Senator John Barrasso, a Wyoming Republican and the ranking member of the committee, led a group of Republican senators introducing a bill March 17 to ban import of uranium ores and concentrates, as well as uranium compounds, either natural, enriched or depleted.
"Banning Russian uranium imports will further defund Russia's war machine, help revive American uranium production, and increase our national security," Barrasso said in a statement that day.
Russia is a significant supplier of uranium and enrichment services to US utilities, with up to 20% of reactor requirements met by uranium enriched in Russia. Sanctions against Russian companies have not affected those involved in nuclear fuel supply and an executive order barring oil, natural gas and coal imports did not include uranium.
The US nuclear industry has sought to protect utilities from disruption that could be brought by sanctions or import bans.
"I do believe that a solution to not only the current fleet's needs for uranium as well as high-assay low-enriched uranium for our advanced reactor fleet can be solved with sufficient support from appropriations and direction from the Department of Energy," Huff said in answer to a question. High-assay low-enriched uranium, known as HALEU, is enriched above normal commercial levels of 5% in the uranium-235 isotope but below the 20% threshold for high-enriched uranium, which raises non-proliferation concerns.
Uranium production will be needed, since the US no longer produces significant quantities of the material, but key needs are to be found in the conversion of uranium and subsequent enrichment to make it suitable for use in nuclear fuel, Huff said.
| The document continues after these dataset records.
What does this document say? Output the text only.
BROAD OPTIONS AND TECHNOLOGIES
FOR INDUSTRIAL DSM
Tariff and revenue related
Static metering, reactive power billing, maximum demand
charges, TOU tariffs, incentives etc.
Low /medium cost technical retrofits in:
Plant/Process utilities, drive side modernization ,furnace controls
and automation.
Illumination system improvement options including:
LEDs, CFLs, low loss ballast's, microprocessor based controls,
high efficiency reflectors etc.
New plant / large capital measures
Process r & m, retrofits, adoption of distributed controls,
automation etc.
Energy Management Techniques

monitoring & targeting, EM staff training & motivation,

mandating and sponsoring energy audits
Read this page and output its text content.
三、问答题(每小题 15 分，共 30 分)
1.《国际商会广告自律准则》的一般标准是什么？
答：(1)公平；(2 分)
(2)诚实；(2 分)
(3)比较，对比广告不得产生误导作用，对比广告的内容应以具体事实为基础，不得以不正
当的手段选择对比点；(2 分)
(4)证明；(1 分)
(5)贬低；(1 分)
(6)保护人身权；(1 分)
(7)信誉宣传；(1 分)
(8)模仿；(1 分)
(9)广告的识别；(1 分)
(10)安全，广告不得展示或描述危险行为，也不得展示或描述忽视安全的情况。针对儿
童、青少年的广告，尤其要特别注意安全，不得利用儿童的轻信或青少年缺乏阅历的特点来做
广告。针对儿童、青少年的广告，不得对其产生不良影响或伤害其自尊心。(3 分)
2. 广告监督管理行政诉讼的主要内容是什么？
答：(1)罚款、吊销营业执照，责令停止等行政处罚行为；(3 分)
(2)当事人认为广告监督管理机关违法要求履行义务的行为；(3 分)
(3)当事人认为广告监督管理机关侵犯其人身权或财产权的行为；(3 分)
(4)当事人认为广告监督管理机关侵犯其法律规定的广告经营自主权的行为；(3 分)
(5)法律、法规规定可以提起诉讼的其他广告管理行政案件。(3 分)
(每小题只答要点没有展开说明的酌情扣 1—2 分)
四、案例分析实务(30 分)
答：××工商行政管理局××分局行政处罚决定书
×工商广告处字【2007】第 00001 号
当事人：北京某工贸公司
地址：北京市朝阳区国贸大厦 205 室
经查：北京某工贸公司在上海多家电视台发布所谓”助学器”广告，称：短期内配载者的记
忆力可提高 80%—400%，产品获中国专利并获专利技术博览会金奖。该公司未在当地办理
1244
Incentives for new capacity
There is only one US uranium conversion facility, Honeywell's Metropolis plant in Illinois, and it has been shut since the end of 2017 because of low uranium conversion prices. In February 2021, Honeywell decided to restart the plant in 2023 because of rising conversion prices and an expected supply shortage, company officials said.
Huff said restarting Metropolis would not be sufficient to fill the supply gap should Russian conversion not be available to US utilities. Metropolis owners "and other entities could be incentivized to restart our conversion capability rapidly as long as there is a signal from the federal government and from the industry," she said.
DOE has been working with enriched uranium supplier Centrus to begin a supply of small quantities of HALEU at a facility in Piketon, Ohio, and the department has the ability to supply such material through downblending of defense nuclear material, but this would not be sufficient to supply enrichment needs of the existing fleet in case of a ban on Russian imports, Huff said.
"We need an aggressive forward-moving appropriation targeted toward a plan for availability of both low-enriched uranium and high-assay low-enriched uranium in order to support our existing and our future fleets," she said.
Huff, who has served as principal deputy assistant secretary of energy since May 2021, was nominated by Biden to the assistant secretary position in January.